Je me penchai sur elle pour ouvrir la portière. J'entendis son cœur s'accélérer et réprimai un sourire. Sa soudaine proximité m'aurait également fait battre le cœur plus vite s'il avait pu. Je m'efforçai de garder ma respiration régulière. Une odeur capta alors mon attention et ma main se figea sur la poignée. C'était bien ma veine !

— Aïe ! laisse-je échapper

— Que se passe-t-il ?
Je serrai les dents. Des Quileutes ! Que faisait-il donc ici ? Ces vieux fous n'oublieraient jamais. Et me voir seul avec un humain ne manquerait pas de les alerter.

« Des complications » marmonnai-je en guise de réponse
J'ouvris la portière et m'éloignai de Bella. Il était hors de question de les laisser croire que j'avais brisé le traité. Je ne mettrai pas ma famille en danger. Et je ne les laisserai pas m'éloigner de Bella non plus. Leur voiture vint se ranger en face de nous.
— Charlie est au carrefour, informai-je Bella en ne quittant pas les nouveaux venus des yeux à travers le déluge.
« Qui est ce type avec elle ? pensa le jeune un peu trop possessivement à mon goût. Belle voiture en tout cas – une pointe d'envie maintenant.
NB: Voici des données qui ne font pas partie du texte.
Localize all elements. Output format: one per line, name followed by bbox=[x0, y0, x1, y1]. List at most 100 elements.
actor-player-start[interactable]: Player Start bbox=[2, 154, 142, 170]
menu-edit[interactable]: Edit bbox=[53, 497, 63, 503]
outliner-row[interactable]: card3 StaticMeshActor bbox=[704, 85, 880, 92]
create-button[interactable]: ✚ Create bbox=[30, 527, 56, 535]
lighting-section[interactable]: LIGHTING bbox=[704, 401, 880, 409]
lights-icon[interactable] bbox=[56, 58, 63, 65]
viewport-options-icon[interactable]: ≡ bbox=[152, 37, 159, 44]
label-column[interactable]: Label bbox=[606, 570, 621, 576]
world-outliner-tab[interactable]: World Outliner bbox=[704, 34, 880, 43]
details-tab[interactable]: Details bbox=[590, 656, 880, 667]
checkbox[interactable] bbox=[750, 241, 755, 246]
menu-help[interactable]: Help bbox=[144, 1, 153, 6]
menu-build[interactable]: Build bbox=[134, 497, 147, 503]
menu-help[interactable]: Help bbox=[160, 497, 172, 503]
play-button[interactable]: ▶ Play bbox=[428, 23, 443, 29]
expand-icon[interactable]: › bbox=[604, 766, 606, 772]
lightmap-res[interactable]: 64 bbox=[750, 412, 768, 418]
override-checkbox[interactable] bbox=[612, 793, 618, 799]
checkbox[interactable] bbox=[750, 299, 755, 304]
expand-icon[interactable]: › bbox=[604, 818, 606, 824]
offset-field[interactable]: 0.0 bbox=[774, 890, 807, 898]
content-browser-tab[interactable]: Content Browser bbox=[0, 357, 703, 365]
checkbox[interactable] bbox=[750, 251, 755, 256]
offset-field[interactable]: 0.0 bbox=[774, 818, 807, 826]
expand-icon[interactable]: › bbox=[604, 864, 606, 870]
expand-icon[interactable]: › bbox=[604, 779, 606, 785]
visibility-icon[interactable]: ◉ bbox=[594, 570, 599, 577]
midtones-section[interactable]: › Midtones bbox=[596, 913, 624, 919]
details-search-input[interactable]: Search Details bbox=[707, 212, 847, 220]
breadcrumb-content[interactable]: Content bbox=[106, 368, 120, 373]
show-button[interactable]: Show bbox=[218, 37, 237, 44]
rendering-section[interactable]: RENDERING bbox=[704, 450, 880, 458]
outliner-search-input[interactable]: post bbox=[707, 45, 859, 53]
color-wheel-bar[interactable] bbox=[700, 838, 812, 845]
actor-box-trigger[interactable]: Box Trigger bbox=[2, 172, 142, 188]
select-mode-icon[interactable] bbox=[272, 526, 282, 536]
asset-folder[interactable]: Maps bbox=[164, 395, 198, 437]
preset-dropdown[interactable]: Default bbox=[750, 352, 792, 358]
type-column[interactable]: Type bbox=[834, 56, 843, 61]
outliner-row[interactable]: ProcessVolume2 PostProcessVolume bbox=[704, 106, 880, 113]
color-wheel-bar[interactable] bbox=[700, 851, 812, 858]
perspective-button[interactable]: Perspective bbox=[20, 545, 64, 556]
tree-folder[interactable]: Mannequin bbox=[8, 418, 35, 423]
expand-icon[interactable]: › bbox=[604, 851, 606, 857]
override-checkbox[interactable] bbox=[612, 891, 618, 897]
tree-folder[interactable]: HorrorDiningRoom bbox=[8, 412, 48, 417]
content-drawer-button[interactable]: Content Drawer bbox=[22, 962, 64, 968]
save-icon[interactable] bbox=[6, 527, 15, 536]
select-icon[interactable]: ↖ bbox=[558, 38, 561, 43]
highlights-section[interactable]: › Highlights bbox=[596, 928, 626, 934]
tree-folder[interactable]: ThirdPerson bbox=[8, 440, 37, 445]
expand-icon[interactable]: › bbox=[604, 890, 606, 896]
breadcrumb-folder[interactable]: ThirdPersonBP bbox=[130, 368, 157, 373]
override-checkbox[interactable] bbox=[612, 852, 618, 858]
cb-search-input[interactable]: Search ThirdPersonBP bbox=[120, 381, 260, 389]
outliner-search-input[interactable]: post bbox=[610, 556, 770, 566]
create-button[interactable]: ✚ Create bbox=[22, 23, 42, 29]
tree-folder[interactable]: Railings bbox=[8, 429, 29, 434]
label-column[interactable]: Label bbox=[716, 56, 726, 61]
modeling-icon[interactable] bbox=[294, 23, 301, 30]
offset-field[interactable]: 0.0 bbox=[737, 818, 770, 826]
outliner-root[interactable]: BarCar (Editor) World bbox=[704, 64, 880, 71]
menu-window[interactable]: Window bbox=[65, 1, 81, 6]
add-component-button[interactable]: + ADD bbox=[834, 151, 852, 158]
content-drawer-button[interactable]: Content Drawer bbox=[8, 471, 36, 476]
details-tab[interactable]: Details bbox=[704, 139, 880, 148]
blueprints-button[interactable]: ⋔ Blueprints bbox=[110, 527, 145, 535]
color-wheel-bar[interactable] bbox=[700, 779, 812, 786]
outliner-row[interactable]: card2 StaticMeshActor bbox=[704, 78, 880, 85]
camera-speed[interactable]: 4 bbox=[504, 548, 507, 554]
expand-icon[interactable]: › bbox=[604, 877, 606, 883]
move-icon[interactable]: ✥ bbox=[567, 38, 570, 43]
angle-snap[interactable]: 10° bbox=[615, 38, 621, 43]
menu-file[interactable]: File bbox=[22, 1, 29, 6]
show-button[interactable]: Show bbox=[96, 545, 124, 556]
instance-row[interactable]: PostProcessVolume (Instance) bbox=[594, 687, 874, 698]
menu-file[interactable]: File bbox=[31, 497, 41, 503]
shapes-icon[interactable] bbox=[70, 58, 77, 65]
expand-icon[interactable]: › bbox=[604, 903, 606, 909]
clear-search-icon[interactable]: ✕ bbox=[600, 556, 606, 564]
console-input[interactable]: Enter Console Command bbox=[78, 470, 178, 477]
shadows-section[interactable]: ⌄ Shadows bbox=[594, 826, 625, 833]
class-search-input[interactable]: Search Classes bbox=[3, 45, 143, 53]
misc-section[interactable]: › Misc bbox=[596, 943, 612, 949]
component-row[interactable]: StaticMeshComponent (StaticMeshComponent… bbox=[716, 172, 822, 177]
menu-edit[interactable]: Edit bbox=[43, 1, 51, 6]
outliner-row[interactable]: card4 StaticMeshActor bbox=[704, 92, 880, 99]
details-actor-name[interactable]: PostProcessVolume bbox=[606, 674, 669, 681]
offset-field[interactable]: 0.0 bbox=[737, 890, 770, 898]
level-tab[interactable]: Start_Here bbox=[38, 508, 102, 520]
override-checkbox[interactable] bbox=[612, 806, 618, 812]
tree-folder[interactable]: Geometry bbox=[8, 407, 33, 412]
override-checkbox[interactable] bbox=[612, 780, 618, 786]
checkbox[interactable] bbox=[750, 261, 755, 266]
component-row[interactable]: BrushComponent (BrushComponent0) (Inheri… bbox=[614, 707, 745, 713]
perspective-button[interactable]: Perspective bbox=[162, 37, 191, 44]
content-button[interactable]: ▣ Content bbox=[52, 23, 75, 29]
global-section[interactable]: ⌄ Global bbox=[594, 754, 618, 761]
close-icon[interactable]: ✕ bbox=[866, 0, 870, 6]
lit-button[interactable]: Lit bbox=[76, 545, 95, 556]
Visiblement lui ignorait tout de moi. C'était probablement ce Jacob Black dont elle m'avait parlé. Merveilleux, l'homme à côté de lui était donc le fils d'Ephraim Black. Et lui n'avait aucun doute sur mon identité.

« Que fait ce monstre dans une voiture avec Bella ? Ils ne sont pas censés s'approcher des humains. Qu'est-il en train de faire ? Bella sors de cette voiture ! »

Devant mon air probablement inquiet, Bella descendit de la voiture et se précipita dehors.

« Croit-il que nous avons oublié le traité. Croit-il que nous avons tout oublié d'eux ? Est-ce donc pour ça qu'ils sont revenus à Forks ? Eh bien il se trompe. Ils se trompent tous. On les surveille de près. Bon sang Bella que faisais-tu avec ce suceur de sang ! Il va falloir surveiller ça de près »

Décidément ces chiens ne nous laisseraient jamais en paix ma famille et moi. Mais c'était bien naturel pour qui connaissait notre vraie nature. Une réaction bien plus saine que celle de Bella. Mais je détestais les images de souffrance auxquelles le vieux Black avant pensé. Comment pouvait-il imaginer que je lui fasse du mal ? Je me méfiais néanmoins, l'exposition me forcerait à quitter Forks… à quitter Bella… et ceci m'était insupportable. Frustré, je mis le contact et fis demi-tour. Inutile que le chef Swan assiste à cette scène.